I also met my new doctor for the first time.  I had my first appointment with my new OB/MFM (Maternal Fetal Medicine) doctor on Tuesday.  They started out with an ultrasound.  Baby Boy is looking good.  He weighs 2 lbs. 11 oz.  He is currently in the 75th percentile.  Whoa!  I’m glad that he’s growing big and strong for the plain and simple fact that a big baby does better in surgery when he’s born.  Keep growing baby boy! As always with ultrasounds, he didn’t cooperate the way they wanted him to.  Once again, he was in the wrong position to see his heart and they couldn’t get a profile picture of him for me because he was looking straight at us the whole time.  The little stinker is also in a breech position currently.  His little feet are dancing on my bladder most of the time.  Let’s pray that he turns in time for delivery!  They also saw some fluid in his kidney; however, they said that was normal.  Something that I really liked about this ultrasound is that the ultrasound tech did the initial view, and then an ultrasound doctor came in to explain things as she went over the ultrasound again.  In the past, my doctor would just go over the ultrasound in the appointment, rather than talking about the ultrasound while we were actually looking at the baby. 

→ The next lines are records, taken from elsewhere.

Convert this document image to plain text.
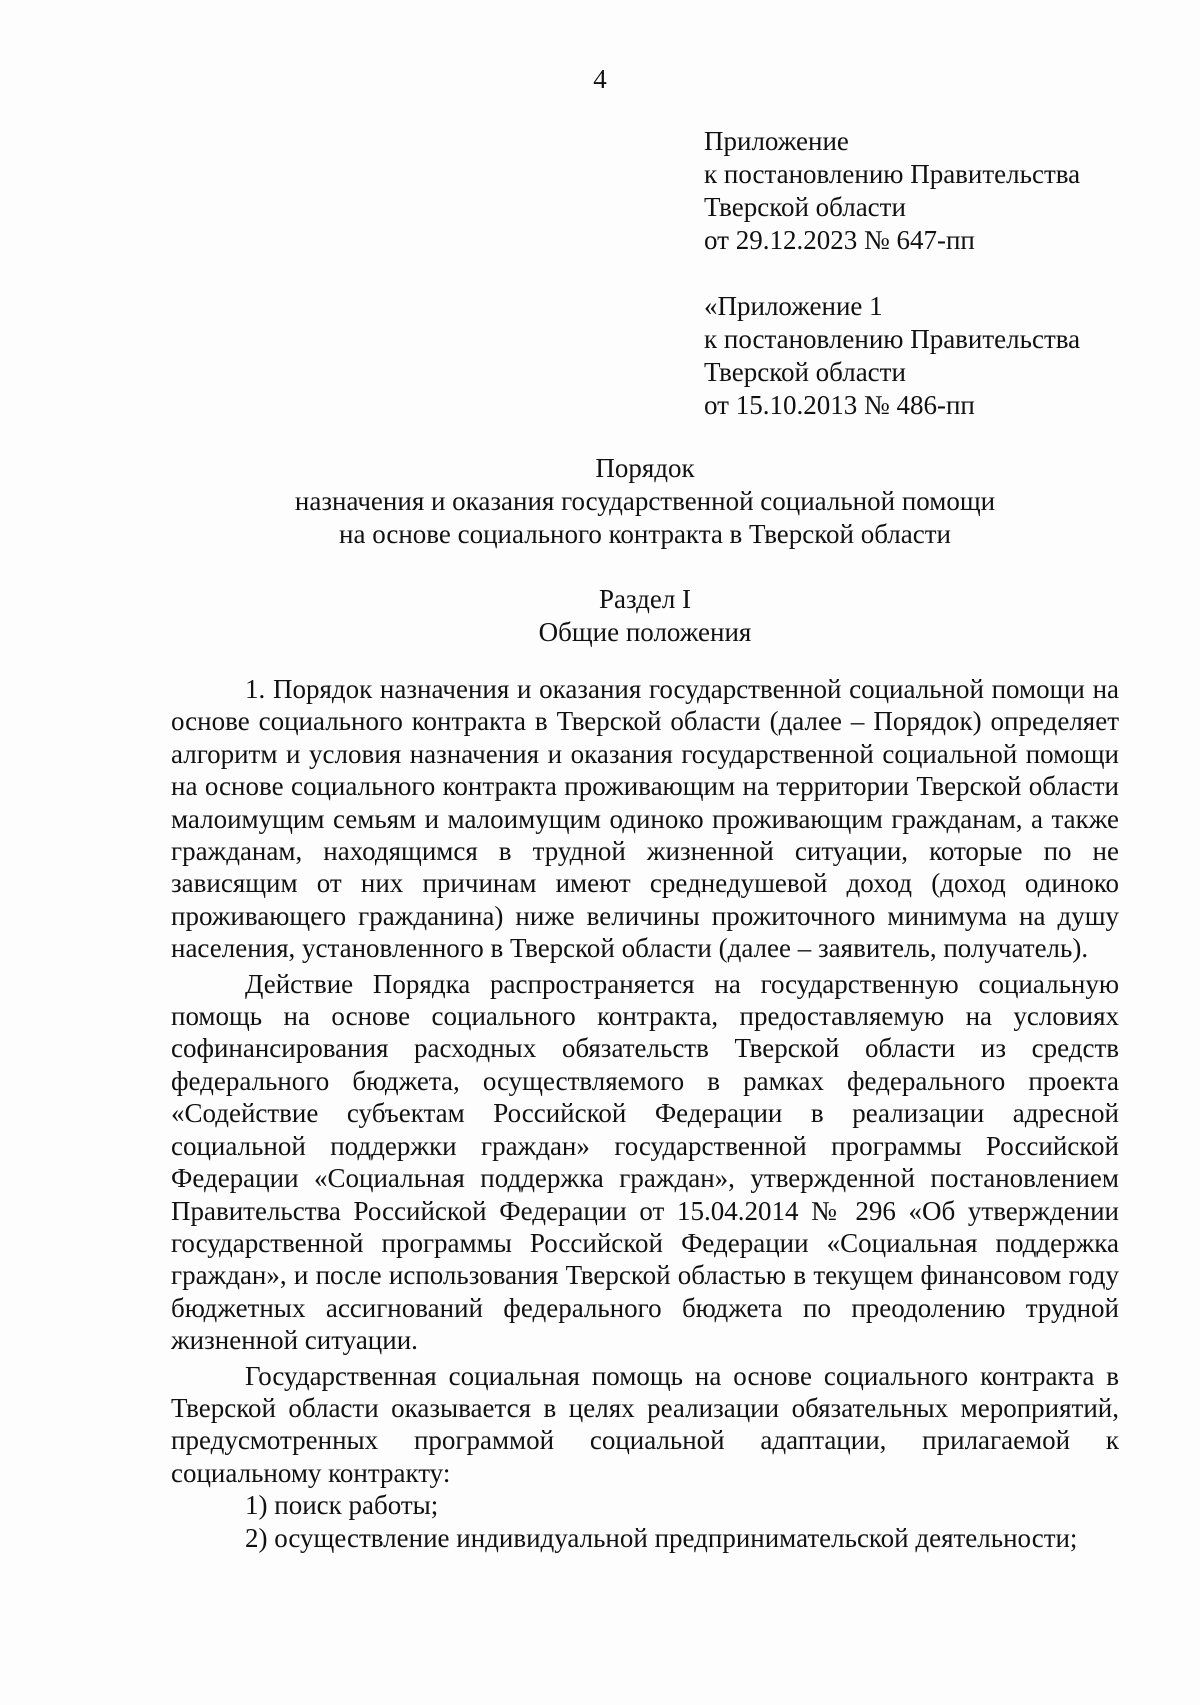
4
Приложение
к постановлению Правительства
Тверской области
от 29.12.2023 № 647-пп
«Приложение 1
к постановлению Правительства
Тверской области
от 15.10.2013 № 486-пп
Порядок
назначения и оказания государственной социальной помощи
на основе социального контракта в Тверской области
Раздел I
Общие положения

1. Порядок назначения и оказания государственной социальной помощи на основе социального контракта в Тверской области (далее – Порядок) определяет алгоритм и условия назначения и оказания государственной социальной помощи на основе социального контракта проживающим на территории Тверской области малоимущим семьям и малоимущим одиноко проживающим гражданам, а также гражданам, находящимся в трудной жизненной ситуации, которые по не зависящим от них причинам имеют среднедушевой доход (доход одиноко проживающего гражданина) ниже величины прожиточного минимума на душу населения, установленного в Тверской области (далее – заявитель, получатель).

Действие Порядка распространяется на государственную социальную помощь на основе социального контракта, предоставляемую на условиях софинансирования расходных обязательств Тверской области из средств федерального бюджета, осуществляемого в рамках федерального проекта «Содействие субъектам Российской Федерации в реализации адресной социальной поддержки граждан» государственной программы Российской Федерации «Социальная поддержка граждан», утвержденной постановлением Правительства Российской Федерации от 15.04.2014 № 296 «Об утверждении государственной программы Российской Федерации «Социальная поддержка граждан», и после использования Тверской областью в текущем финансовом году бюджетных ассигнований федерального бюджета по преодолению трудной жизненной ситуации.

Государственная социальная помощь на основе социального контракта в Тверской области оказывается в целях реализации обязательных мероприятий, предусмотренных программой социальной адаптации, прилагаемой к социальному контракту:

1) поиск работы;
2) осуществление индивидуальной предпринимательской деятельности;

After the ultrasound, I went into a consult room to meet my new doctor.  We chatted for about 30 minutes and she answered several of my questions about delivery, appointments, etc.  She explained that she wants the delivery to look as normal as possible with me having a normal delivery (not a C-section), hopefully laying him on my chest as soon as he’s born, and daddy being able to cut the cord.  All of this depends, of course, but that is what delivery of these babies typically looks like.  She said that his incubator will be set up next to my bed, so he’ll be getting checked over right next to me before they transport him to Children’s.  We discussed the possibility of getting an amniocentesis, which she said is completely up to me and Michael.  They didn’t see anything abnormal in his ultrasound and she said they wouldn’t even do the amnio until 38 weeks because there is risk of early delivery and water breaking.  She didn’t want to put me at that risk until the very end when Baby Boy is more stable.  I really liked my new doctor and I think she’ll be great!  I go back in two weeks for another appointment with my MFM and another Fetal Echo at Dallas Children’s. 

Hopefully some more firsts will come for Michael and I this weekend with meeting some new friends!  We are trying to get into a “home group” at church and we hope to meet with a group on Sunday.  Pray for good connections and that the group is meeting on Sunday for us to meet them!